A lasca que atasca
Quem se der ao trabalho de navegar pelo blogues onde se discute politica, se pensa politica, e se debatem ideias, ficará no mínimo atordoado com o “estado da nação”: à falta de diferenças sérias e sustentadas que oponham a esquerda e a direita, ou de temas fracturantes que alimentem o debate com a mesma vivacidade dos tempos dos referendos, a candidata republicana norte-americana Sarah Palin tornou-se o bombo da festa e é um saco de boxe para meio-mundo. A forma como a esquerda a ataca é ridiculamente infantil, tão absurda como a da direita que a defende. Escreve-se sobre a senhora como se ela fosse conhecida desde sempre, como se cada parágrafo da imprensa norte-americana fosse definitivo e sem mácula. Qualquer boato serve para alimentar a fogueira. A desconfiança que paira permanentemente sobre a imprensa portuguesa é sumariamente substituída pela provinciana veneração às virtudes da imprensa americana. Como se o “New York Post” fosse melhor do que o “24 Horas”. Não é.

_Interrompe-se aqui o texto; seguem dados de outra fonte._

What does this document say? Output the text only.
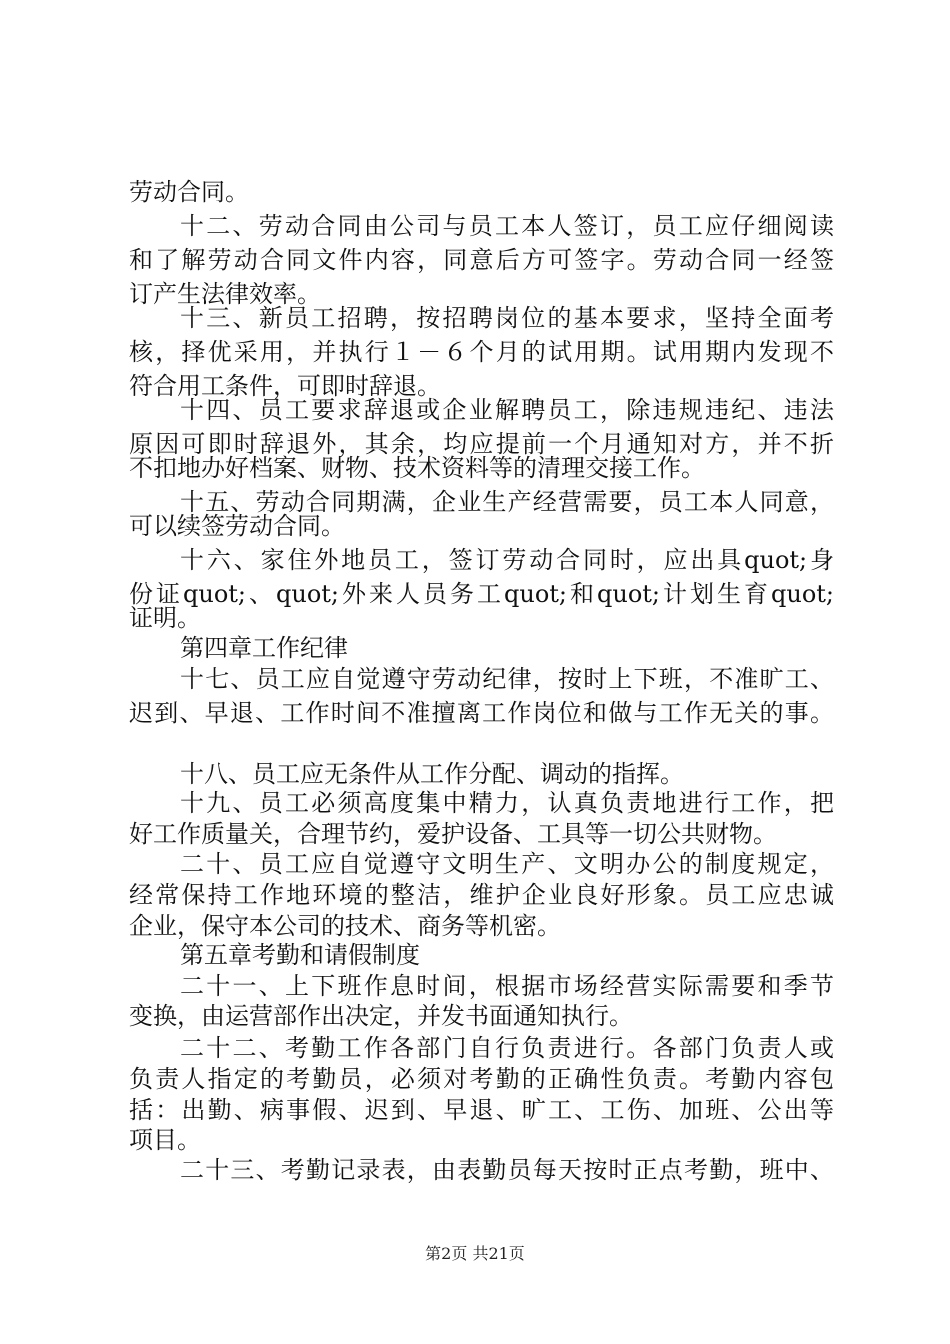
劳动合同。
十二、劳动合同由公司与员工本人签订，员工应仔细阅读
和了解劳动合同文件内容，同意后方可签字。劳动合同一经签
订产生法律效率。
十三、新员工招聘，按招聘岗位的基本要求，坚持全面考
核，择优采用，并执行１－６个月的试用期。试用期内发现不
符合用工条件，可即时辞退。
十四、员工要求辞退或企业解聘员工，除违规违纪、违法
原因可即时辞退外，其余，均应提前一个月通知对方，并不折
不扣地办好档案、财物、技术资料等的清理交接工作。
十五、劳动合同期满，企业生产经营需要，员工本人同意，
可以续签劳动合同。
十六、家住外地员工，签订劳动合同时，应出具quot;身
份证quot;、quot;外来人员务工quot;和quot;计划生育quot;
证明。
第四章工作纪律
十七、员工应自觉遵守劳动纪律，按时上下班，不准旷工、
迟到、早退、工作时间不准擅离工作岗位和做与工作无关的事。
十八、员工应无条件从工作分配、调动的指挥。
十九、员工必须高度集中精力，认真负责地进行工作，把
好工作质量关，合理节约，爱护设备、工具等一切公共财物。
二十、员工应自觉遵守文明生产、文明办公的制度规定，
经常保持工作地环境的整洁，维护企业良好形象。员工应忠诚
企业，保守本公司的技术、商务等机密。
第五章考勤和请假制度
二十一、上下班作息时间，根据市场经营实际需要和季节
变换，由运营部作出决定，并发书面通知执行。
二十二、考勤工作各部门自行负责进行。各部门负责人或
负责人指定的考勤员，必须对考勤的正确性负责。考勤内容包
括：出勤、病事假、迟到、早退、旷工、工伤、加班、公出等
项目。
二十三、考勤记录表，由表勤员每天按时正点考勤，班中、
第2页 共21页
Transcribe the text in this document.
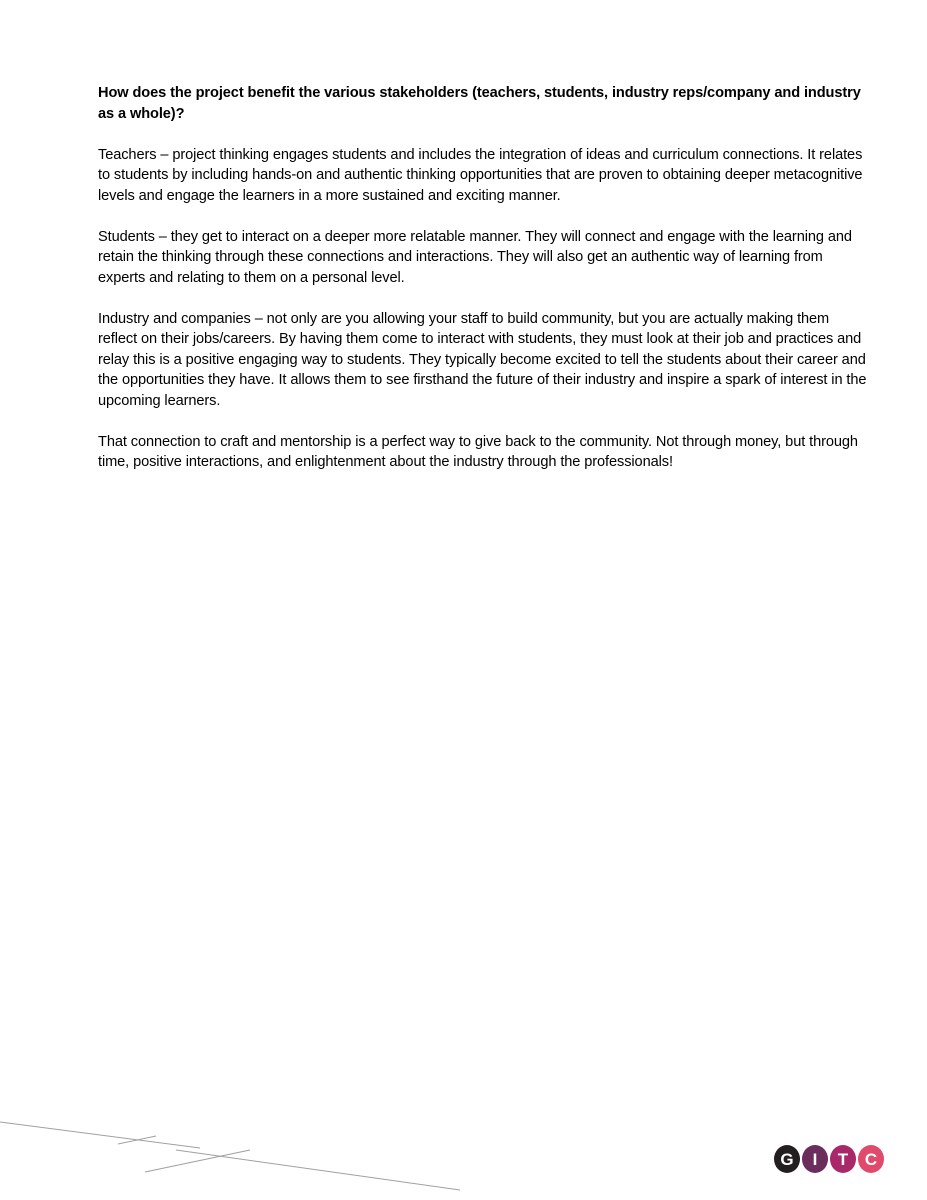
How does the project benefit the various stakeholders (teachers, students, industry reps/company and industry as a whole)?

Teachers – project thinking engages students and includes the integration of ideas and curriculum connections. It relates to students by including hands-on and authentic thinking opportunities that are proven to obtaining deeper metacognitive levels and engage the learners in a more sustained and exciting manner.

Students – they get to interact on a deeper more relatable manner. They will connect and engage with the learning and retain the thinking through these connections and interactions. They will also get an authentic way of learning from experts and relating to them on a personal level.

Industry and companies – not only are you allowing your staff to build community, but you are actually making them reflect on their jobs/careers. By having them come to interact with students, they must look at their job and practices and relay this is a positive engaging way to students. They typically become excited to tell the students about their career and the opportunities they have. It allows them to see firsthand the future of their industry and inspire a spark of interest in the upcoming learners.

That connection to craft and mentorship is a perfect way to give back to the community. Not through money, but through time, positive interactions, and enlightenment about the industry through the professionals!

G	I	T C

O que me espanta não é a circunstância da senhora ser como a urtiga e provocar reacção na raça – o que espanta é o facto de ser cada vez mais difícil encontrar polémica, discórdia e debate para lá da espuma dos dias. Porque, na verdade, Sarah Palin é espuma – tão espuma como em Portugal “discutir” Luís Filipe Menezes.
Dir-me-ão que existe e é candidata a vice-presidente dos Estados Unidos da América. É verdade. Mas é sempre bom lembrar que esse país já teve, entre outros cromos, um mau ex-actor de segunda ordem na Presidência. Isto para dizer que a profundidade do debate de ideias não se encontra, em geral, na Casa Branca – e ir lá buscar a bandeira que marca as diferenças é um pouco como se quiséssemos debater Portugal e o futuro que nos espera tendo Alberto João Jardim como elemento inspirador...
Sarah Palin é apenas mais uma bandeirinha no folclore das eleições norte-americanas. A “lasca do Alaska”, como lhe chamou Ana Gomes, é afinal o lugar onde a politica, por fim, e para rimar, atasca. Também rima com rasca, caso dê jeito.